What about interstellar travel?

Well, ultimately wormholes are way more efficient than any subluminal travel once the infrastructure to build them is in place: https://www.orionsarm.com/eg-article/48545a0f6352a

So we control traffic on each side carefully. In fact, we could just suspend a really strong wire on either end...

Yep. Train.

[–] Boddhisatva@lemmy.world 2 points 5 days ago

And once we have one of those, mind as well build a mass driver at the top so rockets don’t have to carry so much of their own mass.

You wouldn't even need a mass driver. You have to build your space elevator so that it's center of mass is where you want it to orbit. Logically, this needs to be at geostationary orbit so that the end point on the ground stays in the same spot. That means you can extend the other end of the elevator to twice geostationary orbit. Lift a mass from the ground to the far end of the elevator and just let it go. It will be flung away out of earth orbit because it'll already be moving faster that orbital velocity at that height. You're limited in the direction you can fling it because it will be flung off by the Earth's rotation, but you don't necessarily need a mass driver.

[–] PeriodicallyPedantic@lemmy.ca 1 points 5 days ago (1 children)

I mean, currently both space elevators and wormholes (as transportation) seem physically impossible.

If we're not sticking to the realm of our current understanding of physics, then that opens the doors for techbros too, because we're in the realm of speculative fiction and things can be however we say they are.

[–] brucethemoose@lemmy.world 1 points 5 days ago (1 children)

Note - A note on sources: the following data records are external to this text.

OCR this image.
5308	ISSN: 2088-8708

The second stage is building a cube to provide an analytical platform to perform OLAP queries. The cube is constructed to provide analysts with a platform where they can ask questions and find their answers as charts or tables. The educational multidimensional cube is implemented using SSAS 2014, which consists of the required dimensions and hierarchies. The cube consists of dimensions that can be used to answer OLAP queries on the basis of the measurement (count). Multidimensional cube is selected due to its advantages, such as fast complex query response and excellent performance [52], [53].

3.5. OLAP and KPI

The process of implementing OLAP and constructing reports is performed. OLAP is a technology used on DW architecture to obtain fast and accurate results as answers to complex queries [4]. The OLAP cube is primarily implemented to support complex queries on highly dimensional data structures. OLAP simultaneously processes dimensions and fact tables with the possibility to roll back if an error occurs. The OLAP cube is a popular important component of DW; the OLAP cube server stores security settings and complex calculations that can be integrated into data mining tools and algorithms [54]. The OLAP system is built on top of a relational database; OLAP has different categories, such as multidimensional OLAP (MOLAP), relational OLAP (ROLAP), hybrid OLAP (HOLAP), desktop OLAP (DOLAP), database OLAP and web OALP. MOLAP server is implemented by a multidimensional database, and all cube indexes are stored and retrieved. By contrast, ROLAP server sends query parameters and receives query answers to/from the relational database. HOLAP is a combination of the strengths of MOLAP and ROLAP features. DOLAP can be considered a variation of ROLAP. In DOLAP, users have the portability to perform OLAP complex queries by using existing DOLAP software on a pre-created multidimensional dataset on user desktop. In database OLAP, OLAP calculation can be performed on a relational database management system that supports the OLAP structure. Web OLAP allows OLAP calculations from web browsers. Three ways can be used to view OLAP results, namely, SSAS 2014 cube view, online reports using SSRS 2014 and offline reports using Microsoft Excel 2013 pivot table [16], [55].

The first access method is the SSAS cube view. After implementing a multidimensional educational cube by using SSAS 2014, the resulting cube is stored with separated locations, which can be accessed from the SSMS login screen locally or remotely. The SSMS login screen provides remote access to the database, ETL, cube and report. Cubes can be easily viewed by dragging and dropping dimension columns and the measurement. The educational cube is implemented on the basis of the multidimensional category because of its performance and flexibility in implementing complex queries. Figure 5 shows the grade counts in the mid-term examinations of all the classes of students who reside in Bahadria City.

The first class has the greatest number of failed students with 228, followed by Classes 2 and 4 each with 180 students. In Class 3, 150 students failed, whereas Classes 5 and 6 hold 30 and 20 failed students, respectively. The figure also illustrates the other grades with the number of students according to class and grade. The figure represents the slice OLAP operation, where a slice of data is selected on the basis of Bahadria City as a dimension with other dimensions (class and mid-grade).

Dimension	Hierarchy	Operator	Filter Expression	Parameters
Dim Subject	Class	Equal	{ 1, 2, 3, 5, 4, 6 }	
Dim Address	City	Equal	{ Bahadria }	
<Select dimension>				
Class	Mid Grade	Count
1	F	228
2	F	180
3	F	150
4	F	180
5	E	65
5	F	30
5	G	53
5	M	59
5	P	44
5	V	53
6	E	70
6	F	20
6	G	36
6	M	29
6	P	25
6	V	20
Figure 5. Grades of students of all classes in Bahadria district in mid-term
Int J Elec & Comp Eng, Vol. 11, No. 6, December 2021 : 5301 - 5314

They're physically possible, just massive engineering challenges. Read Orion's Arm's overview, it's largely based on current known physics.

[–] PeriodicallyPedantic@lemmy.ca 1 points 5 days ago

For space elevators, to the best of my knowledge, there is no known material that can withstand the forces involved. Not even CFNTs.

For wormholes, we're getting so deep into speculation that the conversation doesn't even really matter.